W jakiej sytuacji konieczne byłoby rozliczenie się z fiskusem? - Przykładowo, żeby zapłacić podatek od darowizny pan młody musiałby dostać od brata ojca ponad 27 090 zł - wyjaśnia "Rzeczpospolita". Z czego to wynika?
Prezent ślubny to darowizna, a to, czy para młoda będzie musiała zapłacić od niej podatek, zależy od jej wysokości oraz stopnia pokrewieństwa pomiędzy darczyńcą a obdarowanym. Poniżej prezentujemy, kto zalicza się do danej grupy podatkowej, a także, jakiej wysokości darowiznę może ona przekazać, żeby młoda para nie musiała uiszczać podatku.
- 36 120 zł - I grupa podatkowa, do której zaliczamy m.in. dziecko, rodziców, dziadków czy pradziadków;
- 27 090 zł - II grupa podatkowa, do której należą m.in. dzieci i małżonkowie rodzeństwa oraz ciotki i wujowie;
- 5 733 zł - III grupa podatkowa, czyli pozostali członkowie rodziny i osoby niespokrewnione, np. przyjaciele i znajomi z pracy.

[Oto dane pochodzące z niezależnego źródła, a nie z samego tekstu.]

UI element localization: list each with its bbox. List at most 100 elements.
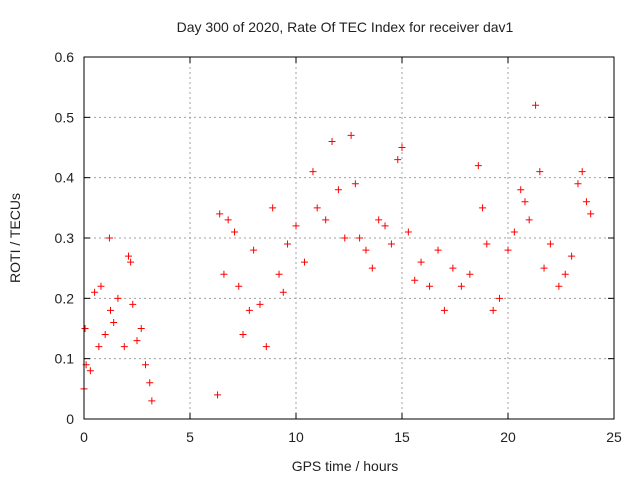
data-point <box>231 228 239 236</box>
x-axis-label: GPS time / hours <box>292 458 399 474</box>
data-point <box>95 343 103 351</box>
data-point <box>375 216 383 224</box>
data-point <box>125 252 133 260</box>
y-axis: 0 0.1 0.2 0.3 0.4 0.5 0.6 <box>55 49 614 427</box>
data-point <box>568 252 576 260</box>
data-point <box>483 240 491 248</box>
x-tick-label: 15 <box>394 429 410 445</box>
data-point <box>239 331 247 339</box>
data-point <box>517 186 525 194</box>
data-point <box>574 180 582 188</box>
data-point <box>81 325 89 332</box>
data-point <box>313 204 321 212</box>
y-tick-label: 0.2 <box>55 290 75 306</box>
data-point <box>245 306 253 314</box>
x-tick-label: 25 <box>606 429 622 445</box>
y-tick-label: 0.4 <box>55 170 75 186</box>
data-point <box>101 331 109 339</box>
data-point <box>86 367 94 375</box>
data-point <box>536 168 544 176</box>
data-point <box>129 300 137 308</box>
data-point <box>587 210 595 218</box>
data-point <box>127 258 135 266</box>
data-point <box>440 306 448 314</box>
data-point <box>341 234 349 242</box>
data-point <box>578 168 586 176</box>
data-point <box>279 288 287 296</box>
data-point <box>334 186 342 194</box>
data-point <box>292 222 300 230</box>
data-point <box>546 240 554 248</box>
data-point <box>479 204 487 212</box>
data-point <box>322 216 330 224</box>
data-point <box>220 270 228 278</box>
data-point <box>457 282 465 290</box>
data-point <box>216 210 224 218</box>
data-point <box>275 270 283 278</box>
data-point <box>474 162 482 170</box>
data-point <box>489 306 497 314</box>
data-point <box>466 270 474 278</box>
data-point <box>434 246 442 254</box>
data-point <box>269 204 277 212</box>
data-point <box>262 343 270 351</box>
y-axis-label: ROTI / TECUs <box>7 193 23 283</box>
data-point <box>394 156 402 164</box>
data-point <box>347 131 355 139</box>
data-point <box>107 306 114 314</box>
data-point <box>404 228 412 236</box>
x-tick-label: 10 <box>288 429 304 445</box>
data-point <box>120 343 128 351</box>
y-tick-label: 0 <box>66 411 74 427</box>
data-point <box>235 282 243 290</box>
data-point <box>521 198 529 206</box>
data-point <box>532 101 540 109</box>
data-point <box>250 246 258 254</box>
y-tick-label: 0.5 <box>55 109 75 125</box>
data-point <box>300 258 308 266</box>
y-tick-label: 0.1 <box>55 351 75 367</box>
data-point <box>398 144 406 151</box>
data-point <box>133 337 141 345</box>
x-tick-label: 5 <box>186 429 194 445</box>
data-point <box>284 240 292 248</box>
y-tick-label: 0.3 <box>55 230 75 246</box>
data-point <box>504 246 512 254</box>
x-tick-label: 20 <box>500 429 516 445</box>
grid <box>84 57 614 419</box>
data-point <box>110 318 118 326</box>
x-tick-label: 0 <box>80 429 88 445</box>
data-point <box>411 276 419 284</box>
data-point <box>351 180 359 188</box>
data-point <box>496 294 504 302</box>
data-point <box>224 216 232 224</box>
data-point <box>426 282 434 290</box>
data-point <box>146 379 154 387</box>
data-point <box>417 258 425 266</box>
data-point <box>525 216 533 224</box>
y-tick-label: 0.6 <box>55 49 75 65</box>
data-point <box>555 282 563 290</box>
data-point <box>141 361 149 369</box>
data-point <box>582 198 590 206</box>
data-point <box>540 264 548 272</box>
data-point <box>114 294 122 302</box>
chart-title: Day 300 of 2020, Rate Of TEC Index for r… <box>177 19 514 35</box>
data-point <box>368 264 376 272</box>
data-point <box>214 391 222 399</box>
data-point <box>309 168 317 176</box>
data-point <box>362 246 370 254</box>
data-point <box>381 222 389 230</box>
data-point <box>510 228 518 236</box>
data-point <box>449 264 457 272</box>
data-point <box>256 300 264 308</box>
data-point <box>356 234 364 242</box>
data-point <box>328 137 336 145</box>
data-point <box>387 240 395 248</box>
x-axis: 0 5 10 15 20 25 <box>80 57 622 445</box>
data-point <box>105 234 113 242</box>
data-point <box>137 325 145 332</box>
data-points <box>80 101 595 405</box>
data-point <box>561 270 569 278</box>
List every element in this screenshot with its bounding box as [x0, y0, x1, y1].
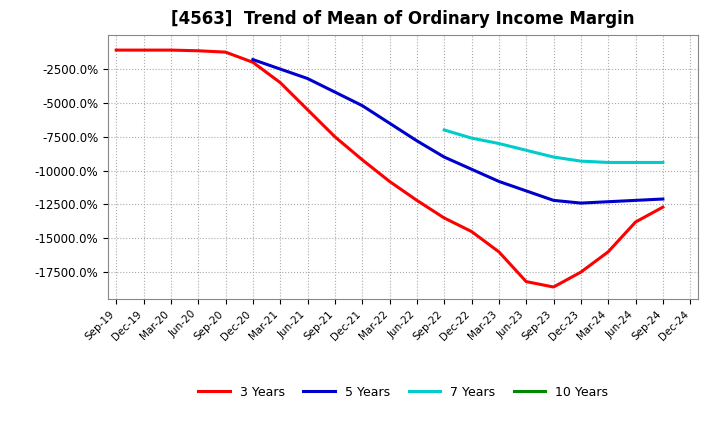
Title: [4563]  Trend of Mean of Ordinary Income Margin: [4563] Trend of Mean of Ordinary Income …: [171, 10, 635, 28]
Legend: 3 Years, 5 Years, 7 Years, 10 Years: 3 Years, 5 Years, 7 Years, 10 Years: [194, 381, 613, 404]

Warto dodać, że z I grupy podatkowej wydzielono także tzw. grupę 0. Obejmuje ona najbliższych członków rodziny: małżonków, zstępnych (np. dzieci, wnuki), wstępnych (np. rodzice, dziadkowie), pasierbów, rodzeństwo, ojczymów oraz macochy. Zwolnienie z podatku ma charakter bezwarunkowy, co oznacza, że wartość otrzymywanego majątku nie wpływa na obowiązek podatkowy, o ile zostanie spełniony wymóg zgłoszenia darowizny na formularzu SD-Z2 właściwemu naczelnikowi urzędu skarbowego w terminie 6 miesięcy od dnia powstania obowiązku podatkowego.
Jak czytamy w "Rzeczpospolitej", jeżeli rodzice lub dziadkowie planują przekazać z okazji ślubu dziecku lub wnukowi więcej niż 36 120 zł, powinni zrobić to przelewem na konto bankowe. W ten sposób obdarowany nie będzie musiał dzielić się pieniędzmi z fiskusem. - Bez tego obdarowany nie ma co liczyć na zwolnienie i kwotę ponad limit wolny od podatku będzie musiał zgłosić do skarbówki i opodatkować - dodano.
Trzeba również pamiętać o konieczności zgłoszenia do skarbówki faktu otrzymania takiej darowizny. - Obdarowany ma na to 6 miesięcy od momentu powstania obowiązku podatkowego. W praktyce w większości przypadków będzie to chwila spełniania przyrzeczonego świadczenia, czyli wpłaty na konto - podkreśla dziennik. W przeciwnym razie straci prawo do pełnego zwolnienia podatkowego. Dziennik podkreśla również, że nowożeńcy, którzy po ślubie kupili np. drogi samochód, na co nie mogliby sobie pozwolić wcześniej, mogą zostać posądzeni o ukrywanie dochodów.